Breath Testing Errors

by admin

All states have now passed laws lowering the blood-alcohol level to .08%. And most people suspected of violating the law are given breath tests to determine the level of alcohol in their blood. The breathalyzer will take a small sample of the suspect’s breath and estimate how much alcohol is in it — and, from that, estimate how much may be in the blood.

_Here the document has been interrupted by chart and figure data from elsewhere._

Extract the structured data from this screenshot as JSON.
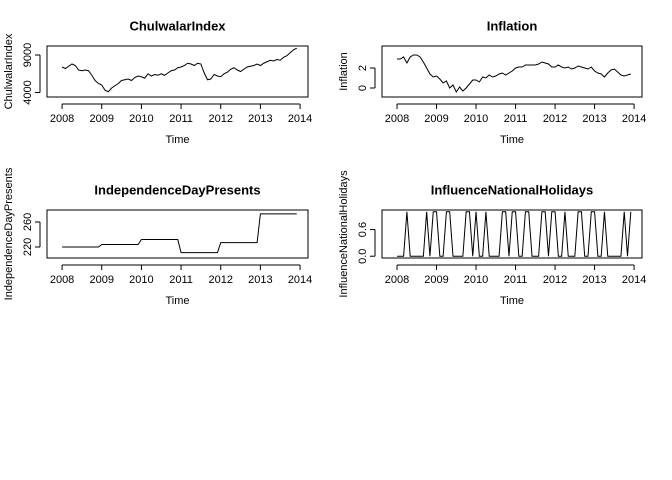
{
  "chart_data": [
    {
      "type": "line",
      "title": "ChulwalarIndex",
      "xlabel": "Time",
      "ylabel": "ChulwalarIndex",
      "color": "#000000",
      "x": [
        2008,
        2008.0833,
        2008.1667,
        2008.25,
        2008.3333,
        2008.4167,
        2008.5,
        2008.5833,
        2008.6667,
        2008.75,
        2008.8333,
        2008.9167,
        2009,
        2009.0833,
        2009.1667,
        2009.25,
        2009.3333,
        2009.4167,
        2009.5,
        2009.5833,
        2009.6667,
        2009.75,
        2009.8333,
        2009.9167,
        2010,
        2010.0833,
        2010.1667,
        2010.25,
        2010.3333,
        2010.4167,
        2010.5,
        2010.5833,
        2010.6667,
        2010.75,
        2010.8333,
        2010.9167,
        2011,
        2011.0833,
        2011.1667,
        2011.25,
        2011.3333,
        2011.4167,
        2011.5,
        2011.5833,
        2011.6667,
        2011.75,
        2011.8333,
        2011.9167,
        2012,
        2012.0833,
        2012.1667,
        2012.25,
        2012.3333,
        2012.4167,
        2012.5,
        2012.5833,
        2012.6667,
        2012.75,
        2012.8333,
        2012.9167,
        2013,
        2013.0833,
        2013.1667,
        2013.25,
        2013.3333,
        2013.4167,
        2013.5,
        2013.5833,
        2013.6667,
        2013.75,
        2013.8333,
        2013.9167
      ],
      "values": [
        7400,
        7200,
        7500,
        7800,
        7600,
        7000,
        6900,
        7000,
        6900,
        6300,
        5600,
        5200,
        5000,
        4300,
        4100,
        4600,
        4900,
        5200,
        5600,
        5700,
        5800,
        5600,
        6000,
        6200,
        6100,
        5900,
        6500,
        6200,
        6400,
        6300,
        6500,
        6300,
        6600,
        6900,
        7000,
        7300,
        7400,
        7600,
        7900,
        7800,
        7600,
        7900,
        7800,
        6600,
        5700,
        5800,
        6400,
        6200,
        6100,
        6500,
        6700,
        7100,
        7300,
        7000,
        6800,
        7100,
        7400,
        7500,
        7600,
        7800,
        7600,
        7900,
        8100,
        8300,
        8200,
        8400,
        8300,
        8700,
        8900,
        9300,
        9700,
        9900
      ],
      "xlim": [
        2007.62,
        2014.2
      ],
      "xticks": [
        2008,
        2009,
        2010,
        2011,
        2012,
        2013,
        2014
      ],
      "ylim": [
        3400,
        10200
      ],
      "yticks": [
        4000,
        9000
      ]
    },
    {
      "type": "line",
      "title": "Inflation",
      "xlabel": "Time",
      "ylabel": "Inflation",
      "color": "#000000",
      "x": [
        2008,
        2008.0833,
        2008.1667,
        2008.25,
        2008.3333,
        2008.4167,
        2008.5,
        2008.5833,
        2008.6667,
        2008.75,
        2008.8333,
        2008.9167,
        2009,
        2009.0833,
        2009.1667,
        2009.25,
        2009.3333,
        2009.4167,
        2009.5,
        2009.5833,
        2009.6667,
        2009.75,
        2009.8333,
        2009.9167,
        2010,
        2010.0833,
        2010.1667,
        2010.25,
        2010.3333,
        2010.4167,
        2010.5,
        2010.5833,
        2010.6667,
        2010.75,
        2010.8333,
        2010.9167,
        2011,
        2011.0833,
        2011.1667,
        2011.25,
        2011.3333,
        2011.4167,
        2011.5,
        2011.5833,
        2011.6667,
        2011.75,
        2011.8333,
        2011.9167,
        2012,
        2012.0833,
        2012.1667,
        2012.25,
        2012.3333,
        2012.4167,
        2012.5,
        2012.5833,
        2012.6667,
        2012.75,
        2012.8333,
        2012.9167,
        2013,
        2013.0833,
        2013.1667,
        2013.25,
        2013.3333,
        2013.4167,
        2013.5,
        2013.5833,
        2013.6667,
        2013.75,
        2013.8333,
        2013.9167
      ],
      "values": [
        2.9,
        2.9,
        3.1,
        2.5,
        3.1,
        3.3,
        3.3,
        3.1,
        2.6,
        2.0,
        1.4,
        1.1,
        1.2,
        0.9,
        0.5,
        0.7,
        0.0,
        0.3,
        -0.4,
        0.1,
        -0.3,
        0.0,
        0.4,
        0.8,
        0.8,
        0.6,
        1.1,
        1.0,
        1.3,
        1.1,
        1.2,
        1.4,
        1.5,
        1.3,
        1.5,
        1.7,
        2.0,
        2.1,
        2.1,
        2.3,
        2.3,
        2.3,
        2.3,
        2.4,
        2.6,
        2.5,
        2.4,
        2.1,
        2.1,
        2.3,
        2.1,
        2.0,
        2.1,
        1.9,
        2.0,
        2.2,
        2.1,
        2.0,
        1.9,
        2.1,
        1.7,
        1.5,
        1.4,
        1.1,
        1.5,
        1.8,
        1.9,
        1.6,
        1.3,
        1.2,
        1.3,
        1.4
      ],
      "xlim": [
        2007.62,
        2014.2
      ],
      "xticks": [
        2008,
        2009,
        2010,
        2011,
        2012,
        2013,
        2014
      ],
      "ylim": [
        -0.9,
        4.2
      ],
      "yticks": [
        0,
        2
      ]
    },
    {
      "type": "line",
      "title": "IndependenceDayPresents",
      "xlabel": "Time",
      "ylabel": "IndependenceDayPresents",
      "color": "#000000",
      "x": [
        2008,
        2008.0833,
        2008.1667,
        2008.25,
        2008.3333,
        2008.4167,
        2008.5,
        2008.5833,
        2008.6667,
        2008.75,
        2008.8333,
        2008.9167,
        2009,
        2009.0833,
        2009.1667,
        2009.25,
        2009.3333,
        2009.4167,
        2009.5,
        2009.5833,
        2009.6667,
        2009.75,
        2009.8333,
        2009.9167,
        2010,
        2010.0833,
        2010.1667,
        2010.25,
        2010.3333,
        2010.4167,
        2010.5,
        2010.5833,
        2010.6667,
        2010.75,
        2010.8333,
        2010.9167,
        2011,
        2011.0833,
        2011.1667,
        2011.25,
        2011.3333,
        2011.4167,
        2011.5,
        2011.5833,
        2011.6667,
        2011.75,
        2011.8333,
        2011.9167,
        2012,
        2012.0833,
        2012.1667,
        2012.25,
        2012.3333,
        2012.4167,
        2012.5,
        2012.5833,
        2012.6667,
        2012.75,
        2012.8333,
        2012.9167,
        2013,
        2013.0833,
        2013.1667,
        2013.25,
        2013.3333,
        2013.4167,
        2013.5,
        2013.5833,
        2013.6667,
        2013.75,
        2013.8333,
        2013.9167
      ],
      "values": [
        220,
        220,
        220,
        220,
        220,
        220,
        220,
        220,
        220,
        220,
        220,
        220,
        224,
        224,
        224,
        224,
        224,
        224,
        224,
        224,
        224,
        224,
        224,
        224,
        232,
        232,
        232,
        232,
        232,
        232,
        232,
        232,
        232,
        232,
        232,
        232,
        211,
        211,
        211,
        211,
        211,
        211,
        211,
        211,
        211,
        211,
        211,
        211,
        227,
        227,
        227,
        227,
        227,
        227,
        227,
        227,
        227,
        227,
        227,
        227,
        273,
        273,
        273,
        273,
        273,
        273,
        273,
        273,
        273,
        273,
        273,
        273
      ],
      "xlim": [
        2007.62,
        2014.2
      ],
      "xticks": [
        2008,
        2009,
        2010,
        2011,
        2012,
        2013,
        2014
      ],
      "ylim": [
        202.4,
        279.2
      ],
      "yticks": [
        220,
        260
      ]
    },
    {
      "type": "line",
      "title": "InfluenceNationalHolidays",
      "xlabel": "Time",
      "ylabel": "InfluenceNationalHolidays",
      "color": "#000000",
      "x": [
        2008,
        2008.0833,
        2008.1667,
        2008.25,
        2008.3333,
        2008.4167,
        2008.5,
        2008.5833,
        2008.6667,
        2008.75,
        2008.8333,
        2008.9167,
        2009,
        2009.0833,
        2009.1667,
        2009.25,
        2009.3333,
        2009.4167,
        2009.5,
        2009.5833,
        2009.6667,
        2009.75,
        2009.8333,
        2009.9167,
        2010,
        2010.0833,
        2010.1667,
        2010.25,
        2010.3333,
        2010.4167,
        2010.5,
        2010.5833,
        2010.6667,
        2010.75,
        2010.8333,
        2010.9167,
        2011,
        2011.0833,
        2011.1667,
        2011.25,
        2011.3333,
        2011.4167,
        2011.5,
        2011.5833,
        2011.6667,
        2011.75,
        2011.8333,
        2011.9167,
        2012,
        2012.0833,
        2012.1667,
        2012.25,
        2012.3333,
        2012.4167,
        2012.5,
        2012.5833,
        2012.6667,
        2012.75,
        2012.8333,
        2012.9167,
        2013,
        2013.0833,
        2013.1667,
        2013.25,
        2013.3333,
        2013.4167,
        2013.5,
        2013.5833,
        2013.6667,
        2013.75,
        2013.8333,
        2013.9167
      ],
      "values": [
        0,
        0,
        0,
        1,
        0,
        0,
        0,
        0,
        0,
        1,
        0,
        1,
        1,
        0,
        0,
        1,
        1,
        0,
        0,
        0,
        0,
        1,
        1,
        0,
        1,
        0,
        0,
        1,
        0,
        0,
        0,
        0,
        1,
        1,
        0,
        1,
        1,
        0,
        0,
        1,
        1,
        0,
        0,
        0,
        1,
        1,
        0,
        1,
        1,
        0,
        0,
        1,
        0,
        0,
        0,
        1,
        1,
        0,
        0,
        1,
        1,
        0,
        0,
        1,
        0,
        0,
        0,
        0,
        0,
        1,
        0,
        1
      ],
      "xlim": [
        2007.62,
        2014.2
      ],
      "xticks": [
        2008,
        2009,
        2010,
        2011,
        2012,
        2013,
        2014
      ],
      "ylim": [
        -0.04,
        1.04
      ],
      "yticks": [
        {
          "value": 0,
          "label": "0.0"
        },
        {
          "value": 0.6,
          "label": "0.6"
        }
      ]
    }
  ]
}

And what that machine says is pretty much the end of it. There will be no second tests. There will be no cross-examination of the machine. Are these machines so reliable and accurate that we have permitted them to become judge and jury?

Scientists universally recognize an inherent error in breath analysis, generally of plus or minus .01%. That means that if everything is working perfectly (an unlikely scenario), a .13% breathalyzer test result can be anywhere from .12% to .14%.This has been acknowledged by courts across the country (see, for example, People v. Campos, 138 Cal.Rptr. 366 (California); Haynes v. Department of Public Safety, 865 P.2d 753 (Alaska); State v. Boehmer, 613 P.2d 916 (Hawaii), recognizing an even larger .0165% inherent error).

What does that tell us about the accuracy of these breathalyzers? Well, let’s take a test result of .10%. Taking inherent error into consideration — and assuming the machine was working perfectly, the officer administers the test correctly, and the suspect’s physiology is normal and perfectly average — the true BAC could be anywhere from .09% to .11%. In other words, the true BAC can be 10% in either direction — or, put another way, anywhere within a 20% margin of error.